From the outside, it’s pretty clear Joe would love to overtake Jessica in Chinese one day—but it doesn’t look like she’ll let that happen too easily. Their friendly competition has quietly become part of the fun, and part of what keeps both of them moving forward.
Learning each other’s language, one class at a time
From the outside, Joe and Jessica’s story is easy to summarize: two Yale-trained PAs, busy jobs, online Chinese classes.

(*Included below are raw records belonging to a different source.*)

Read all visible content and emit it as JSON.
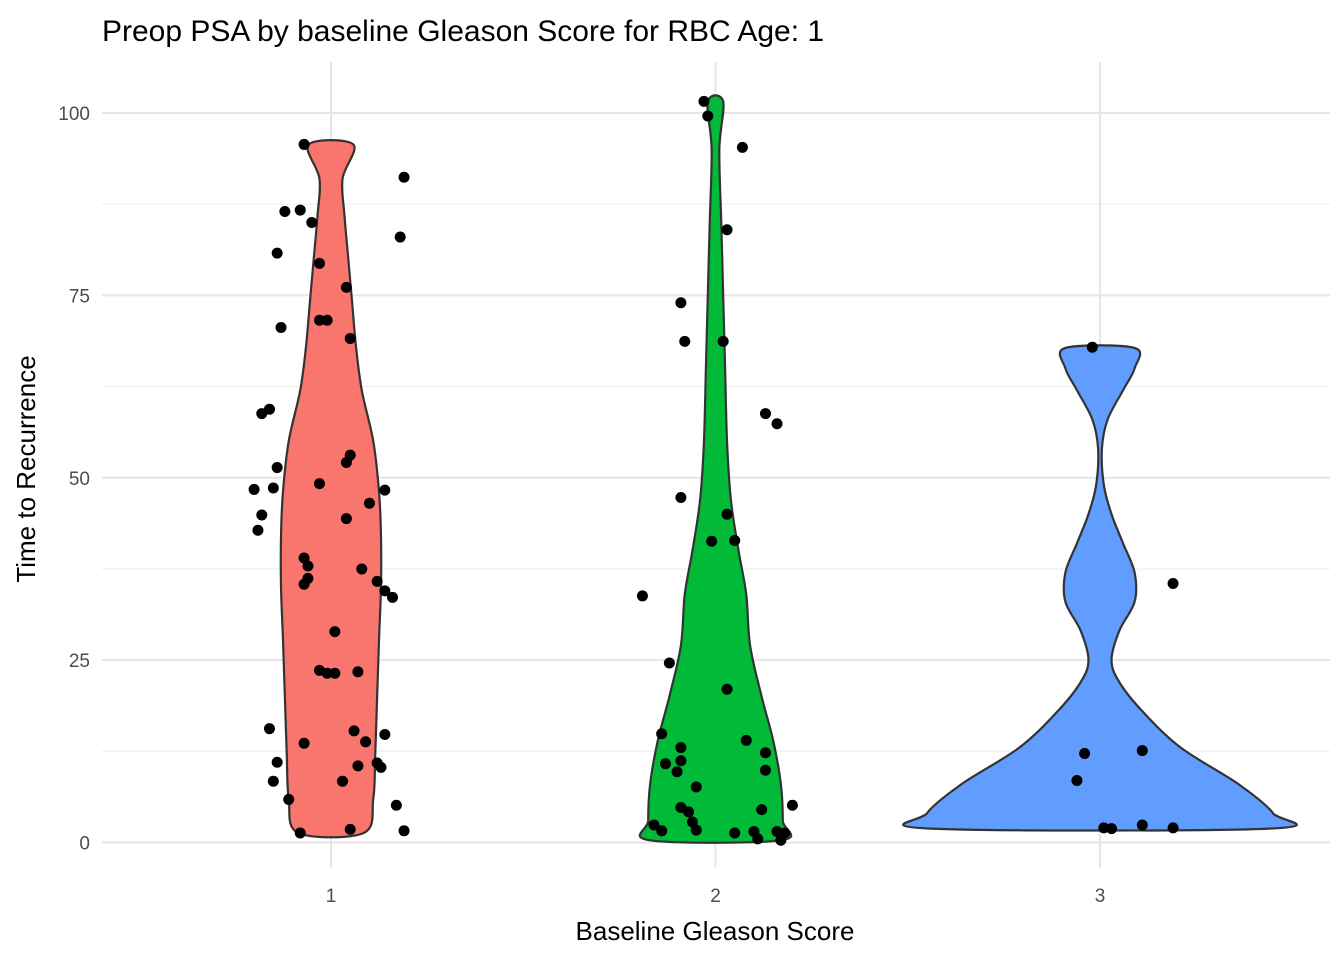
{
  "chart_data": {
    "type": "violin",
    "title": "Preop PSA by baseline Gleason Score for RBC Age: 1",
    "xlabel": "Baseline Gleason Score",
    "ylabel": "Time to Recurrence",
    "categories": [
      "1",
      "2",
      "3"
    ],
    "x_tick_labels": [
      "1",
      "2",
      "3"
    ],
    "y_ticks": [
      0,
      25,
      50,
      75,
      100
    ],
    "y_tick_labels": [
      "0",
      "25",
      "50",
      "75",
      "100"
    ],
    "ylim": [
      -3.5,
      107
    ],
    "grid": true,
    "legend": "none",
    "colors": {
      "1": "#F8766D",
      "2": "#00BA38",
      "3": "#619CFF"
    },
    "violins": [
      {
        "category": "1",
        "fill": "#F8766D",
        "range": [
          1.3,
          95.7
        ],
        "density_profile": [
          {
            "y": 1.3,
            "w": 0.085
          },
          {
            "y": 6,
            "w": 0.11
          },
          {
            "y": 12,
            "w": 0.115
          },
          {
            "y": 20,
            "w": 0.12
          },
          {
            "y": 28,
            "w": 0.125
          },
          {
            "y": 35,
            "w": 0.13
          },
          {
            "y": 42,
            "w": 0.13
          },
          {
            "y": 48,
            "w": 0.125
          },
          {
            "y": 55,
            "w": 0.11
          },
          {
            "y": 62,
            "w": 0.08
          },
          {
            "y": 68,
            "w": 0.065
          },
          {
            "y": 74,
            "w": 0.055
          },
          {
            "y": 80,
            "w": 0.045
          },
          {
            "y": 86,
            "w": 0.035
          },
          {
            "y": 91,
            "w": 0.03
          },
          {
            "y": 95.7,
            "w": 0.058
          }
        ]
      },
      {
        "category": "2",
        "fill": "#00BA38",
        "range": [
          0.3,
          101.6
        ],
        "density_profile": [
          {
            "y": 0.3,
            "w": 0.17
          },
          {
            "y": 3,
            "w": 0.175
          },
          {
            "y": 8,
            "w": 0.17
          },
          {
            "y": 14,
            "w": 0.15
          },
          {
            "y": 20,
            "w": 0.12
          },
          {
            "y": 27,
            "w": 0.09
          },
          {
            "y": 34,
            "w": 0.08
          },
          {
            "y": 40,
            "w": 0.06
          },
          {
            "y": 47,
            "w": 0.04
          },
          {
            "y": 55,
            "w": 0.03
          },
          {
            "y": 65,
            "w": 0.025
          },
          {
            "y": 75,
            "w": 0.02
          },
          {
            "y": 85,
            "w": 0.015
          },
          {
            "y": 95,
            "w": 0.01
          },
          {
            "y": 101.6,
            "w": 0.02
          }
        ]
      },
      {
        "category": "3",
        "fill": "#619CFF",
        "range": [
          1.9,
          67.8
        ],
        "density_profile": [
          {
            "y": 1.9,
            "w": 0.44
          },
          {
            "y": 4,
            "w": 0.45
          },
          {
            "y": 8,
            "w": 0.36
          },
          {
            "y": 13,
            "w": 0.21
          },
          {
            "y": 18,
            "w": 0.11
          },
          {
            "y": 22,
            "w": 0.05
          },
          {
            "y": 25,
            "w": 0.03
          },
          {
            "y": 29,
            "w": 0.05
          },
          {
            "y": 33,
            "w": 0.09
          },
          {
            "y": 37,
            "w": 0.09
          },
          {
            "y": 41,
            "w": 0.06
          },
          {
            "y": 45,
            "w": 0.03
          },
          {
            "y": 49,
            "w": 0.01
          },
          {
            "y": 54,
            "w": 0.005
          },
          {
            "y": 58,
            "w": 0.02
          },
          {
            "y": 62,
            "w": 0.06
          },
          {
            "y": 65,
            "w": 0.09
          },
          {
            "y": 67.8,
            "w": 0.09
          }
        ]
      }
    ],
    "points": [
      {
        "x": 0.93,
        "y": 95.7
      },
      {
        "x": 1.19,
        "y": 91.2
      },
      {
        "x": 0.92,
        "y": 86.7
      },
      {
        "x": 0.88,
        "y": 86.5
      },
      {
        "x": 0.95,
        "y": 85.0
      },
      {
        "x": 1.18,
        "y": 83.0
      },
      {
        "x": 0.86,
        "y": 80.8
      },
      {
        "x": 0.97,
        "y": 79.4
      },
      {
        "x": 1.04,
        "y": 76.1
      },
      {
        "x": 0.97,
        "y": 71.6
      },
      {
        "x": 0.99,
        "y": 71.6
      },
      {
        "x": 0.87,
        "y": 70.6
      },
      {
        "x": 1.05,
        "y": 69.1
      },
      {
        "x": 0.84,
        "y": 59.4
      },
      {
        "x": 0.82,
        "y": 58.8
      },
      {
        "x": 1.05,
        "y": 53.1
      },
      {
        "x": 1.04,
        "y": 52.1
      },
      {
        "x": 0.86,
        "y": 51.4
      },
      {
        "x": 0.97,
        "y": 49.2
      },
      {
        "x": 0.85,
        "y": 48.6
      },
      {
        "x": 0.8,
        "y": 48.4
      },
      {
        "x": 1.14,
        "y": 48.3
      },
      {
        "x": 1.1,
        "y": 46.5
      },
      {
        "x": 0.82,
        "y": 44.9
      },
      {
        "x": 1.04,
        "y": 44.4
      },
      {
        "x": 0.81,
        "y": 42.8
      },
      {
        "x": 0.93,
        "y": 39.0
      },
      {
        "x": 0.94,
        "y": 37.9
      },
      {
        "x": 1.08,
        "y": 37.5
      },
      {
        "x": 0.94,
        "y": 36.2
      },
      {
        "x": 0.93,
        "y": 35.4
      },
      {
        "x": 1.12,
        "y": 35.8
      },
      {
        "x": 1.14,
        "y": 34.5
      },
      {
        "x": 1.16,
        "y": 33.6
      },
      {
        "x": 1.01,
        "y": 28.9
      },
      {
        "x": 0.97,
        "y": 23.6
      },
      {
        "x": 0.99,
        "y": 23.2
      },
      {
        "x": 1.01,
        "y": 23.2
      },
      {
        "x": 1.07,
        "y": 23.4
      },
      {
        "x": 0.84,
        "y": 15.6
      },
      {
        "x": 1.06,
        "y": 15.3
      },
      {
        "x": 1.14,
        "y": 14.8
      },
      {
        "x": 1.09,
        "y": 13.8
      },
      {
        "x": 0.93,
        "y": 13.6
      },
      {
        "x": 0.86,
        "y": 11.0
      },
      {
        "x": 1.12,
        "y": 10.9
      },
      {
        "x": 1.13,
        "y": 10.3
      },
      {
        "x": 1.07,
        "y": 10.5
      },
      {
        "x": 0.85,
        "y": 8.4
      },
      {
        "x": 1.03,
        "y": 8.4
      },
      {
        "x": 0.89,
        "y": 5.9
      },
      {
        "x": 1.17,
        "y": 5.1
      },
      {
        "x": 1.05,
        "y": 1.8
      },
      {
        "x": 0.92,
        "y": 1.3
      },
      {
        "x": 1.19,
        "y": 1.6
      },
      {
        "x": 1.97,
        "y": 101.6
      },
      {
        "x": 1.98,
        "y": 99.6
      },
      {
        "x": 2.07,
        "y": 95.3
      },
      {
        "x": 2.03,
        "y": 84.0
      },
      {
        "x": 1.91,
        "y": 74.0
      },
      {
        "x": 1.92,
        "y": 68.7
      },
      {
        "x": 2.02,
        "y": 68.7
      },
      {
        "x": 2.13,
        "y": 58.8
      },
      {
        "x": 2.16,
        "y": 57.4
      },
      {
        "x": 1.91,
        "y": 47.3
      },
      {
        "x": 2.03,
        "y": 45.0
      },
      {
        "x": 1.99,
        "y": 41.3
      },
      {
        "x": 2.05,
        "y": 41.4
      },
      {
        "x": 1.81,
        "y": 33.8
      },
      {
        "x": 1.88,
        "y": 24.6
      },
      {
        "x": 2.03,
        "y": 21.0
      },
      {
        "x": 1.86,
        "y": 14.9
      },
      {
        "x": 2.08,
        "y": 14.0
      },
      {
        "x": 1.91,
        "y": 13.0
      },
      {
        "x": 2.13,
        "y": 12.3
      },
      {
        "x": 1.91,
        "y": 11.2
      },
      {
        "x": 1.87,
        "y": 10.8
      },
      {
        "x": 1.9,
        "y": 9.7
      },
      {
        "x": 2.13,
        "y": 9.9
      },
      {
        "x": 1.95,
        "y": 7.6
      },
      {
        "x": 2.2,
        "y": 5.1
      },
      {
        "x": 1.91,
        "y": 4.8
      },
      {
        "x": 1.93,
        "y": 4.2
      },
      {
        "x": 2.12,
        "y": 4.5
      },
      {
        "x": 1.94,
        "y": 2.8
      },
      {
        "x": 1.84,
        "y": 2.4
      },
      {
        "x": 1.86,
        "y": 1.6
      },
      {
        "x": 1.95,
        "y": 1.7
      },
      {
        "x": 2.05,
        "y": 1.3
      },
      {
        "x": 2.1,
        "y": 1.5
      },
      {
        "x": 2.16,
        "y": 1.5
      },
      {
        "x": 2.18,
        "y": 1.3
      },
      {
        "x": 2.11,
        "y": 0.5
      },
      {
        "x": 2.17,
        "y": 0.3
      },
      {
        "x": 2.98,
        "y": 67.9
      },
      {
        "x": 3.19,
        "y": 35.5
      },
      {
        "x": 3.11,
        "y": 12.6
      },
      {
        "x": 2.96,
        "y": 12.2
      },
      {
        "x": 2.94,
        "y": 8.5
      },
      {
        "x": 3.01,
        "y": 2.0
      },
      {
        "x": 3.03,
        "y": 1.9
      },
      {
        "x": 3.11,
        "y": 2.4
      },
      {
        "x": 3.19,
        "y": 2.0
      }
    ]
  }
}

But the real story is made of small, human things:
- A vow in Chinese that made one Shanghainese father clap with pride
- A heritage daughter who no longer wants to “half-understand” her own culture
- A family dog called 小土豆 listening to commands in two languages
Chinese didn’t just give them more words. It gave them another way to keep a promise: learning each other’s language not just once, on a wedding day—but week after week, on Zoom and in real life, one lesson, one conversation, one inside joke at a time.